What is concerning to me at the newspaper is the reluctance on the part of people to go on the record for fear of personal attack. In a small town the greatest asset we have is the people who live here. We should be encouraged to ask questions since we are all wanting the same thing—the very best for our town. With the exception of two individuals and one couple, all the people who have talked to me want to remain in Outlook. They love this town but they need to know where we are heading.

That is why we asked the questions that have been asked of us. That is our job.

On October 17, 2016 The Outlook hosted a candidates’ forum prior to the civic election. We invited each candidate to participate and sent them the questions that would be posed that night. We didn’t want to blindside the candidates so we gave them opportunity to prepare and give full thought to the questions.

We did the same on March 22, 2019 when we submitted questions to our mayor.

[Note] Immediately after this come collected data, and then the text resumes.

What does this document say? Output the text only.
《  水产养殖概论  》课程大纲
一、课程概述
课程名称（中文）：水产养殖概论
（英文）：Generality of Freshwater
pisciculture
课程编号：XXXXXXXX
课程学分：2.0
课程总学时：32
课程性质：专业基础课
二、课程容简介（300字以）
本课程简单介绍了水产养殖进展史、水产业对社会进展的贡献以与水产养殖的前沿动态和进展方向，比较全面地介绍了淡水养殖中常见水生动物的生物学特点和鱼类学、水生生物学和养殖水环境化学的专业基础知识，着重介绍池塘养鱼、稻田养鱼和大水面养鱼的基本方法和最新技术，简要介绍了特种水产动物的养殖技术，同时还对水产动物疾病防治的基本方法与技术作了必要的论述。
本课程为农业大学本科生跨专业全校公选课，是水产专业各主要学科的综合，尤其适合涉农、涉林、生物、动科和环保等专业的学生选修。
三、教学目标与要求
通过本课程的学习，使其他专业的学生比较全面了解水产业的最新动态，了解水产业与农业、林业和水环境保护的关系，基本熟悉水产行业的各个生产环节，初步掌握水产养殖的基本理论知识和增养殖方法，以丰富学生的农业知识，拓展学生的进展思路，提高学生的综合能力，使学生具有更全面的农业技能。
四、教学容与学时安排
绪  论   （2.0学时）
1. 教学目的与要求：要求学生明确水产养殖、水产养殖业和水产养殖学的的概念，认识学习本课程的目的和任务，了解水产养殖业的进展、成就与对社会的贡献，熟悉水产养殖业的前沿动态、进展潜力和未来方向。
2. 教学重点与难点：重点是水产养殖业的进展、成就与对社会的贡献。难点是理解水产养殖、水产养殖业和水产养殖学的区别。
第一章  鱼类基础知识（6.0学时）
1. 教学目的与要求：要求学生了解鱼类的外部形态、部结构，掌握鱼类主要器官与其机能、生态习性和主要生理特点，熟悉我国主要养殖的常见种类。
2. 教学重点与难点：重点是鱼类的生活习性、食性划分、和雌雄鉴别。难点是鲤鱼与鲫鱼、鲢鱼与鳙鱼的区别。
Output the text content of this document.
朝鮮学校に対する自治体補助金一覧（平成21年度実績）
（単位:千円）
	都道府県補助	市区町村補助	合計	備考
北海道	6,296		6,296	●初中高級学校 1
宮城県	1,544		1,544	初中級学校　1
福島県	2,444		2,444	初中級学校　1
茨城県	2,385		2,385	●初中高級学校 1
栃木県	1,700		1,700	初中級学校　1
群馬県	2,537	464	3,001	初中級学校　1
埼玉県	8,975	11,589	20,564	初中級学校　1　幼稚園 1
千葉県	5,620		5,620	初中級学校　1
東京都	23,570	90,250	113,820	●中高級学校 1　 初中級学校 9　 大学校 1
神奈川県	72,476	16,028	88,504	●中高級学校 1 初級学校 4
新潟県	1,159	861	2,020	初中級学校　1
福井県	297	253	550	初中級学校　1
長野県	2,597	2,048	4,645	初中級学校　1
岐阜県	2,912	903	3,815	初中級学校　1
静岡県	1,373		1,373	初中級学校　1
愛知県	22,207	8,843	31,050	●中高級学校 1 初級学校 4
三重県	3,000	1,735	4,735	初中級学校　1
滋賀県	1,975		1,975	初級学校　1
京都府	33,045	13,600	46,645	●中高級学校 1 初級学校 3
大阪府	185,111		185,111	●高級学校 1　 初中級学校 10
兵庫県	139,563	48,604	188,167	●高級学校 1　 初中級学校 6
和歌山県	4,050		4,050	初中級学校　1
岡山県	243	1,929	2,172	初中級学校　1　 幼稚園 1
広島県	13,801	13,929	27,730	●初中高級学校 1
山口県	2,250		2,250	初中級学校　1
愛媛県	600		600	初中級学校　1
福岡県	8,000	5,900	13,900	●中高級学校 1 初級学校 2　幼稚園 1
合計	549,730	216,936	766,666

The health of this, and any town, relies on the strength of its people. That includes its elected officials and the ones who elected them. But we need to be able to talk. It is our tax dollars, our infrastructure, our public services, our businesses, and our people that are impacted. In the absence of information, frustration and resentment build far too quickly. We cannot let cynicism dominate our dialogue. There is too much good in the people of this town to let that happen, including those who have served on town council in the past and those who serve currently.

If I were a mail carrier I would be expected to deliver mail. If I were a nurse I would be expected to care for patients. I work at a newspaper. I am expected to ask questions.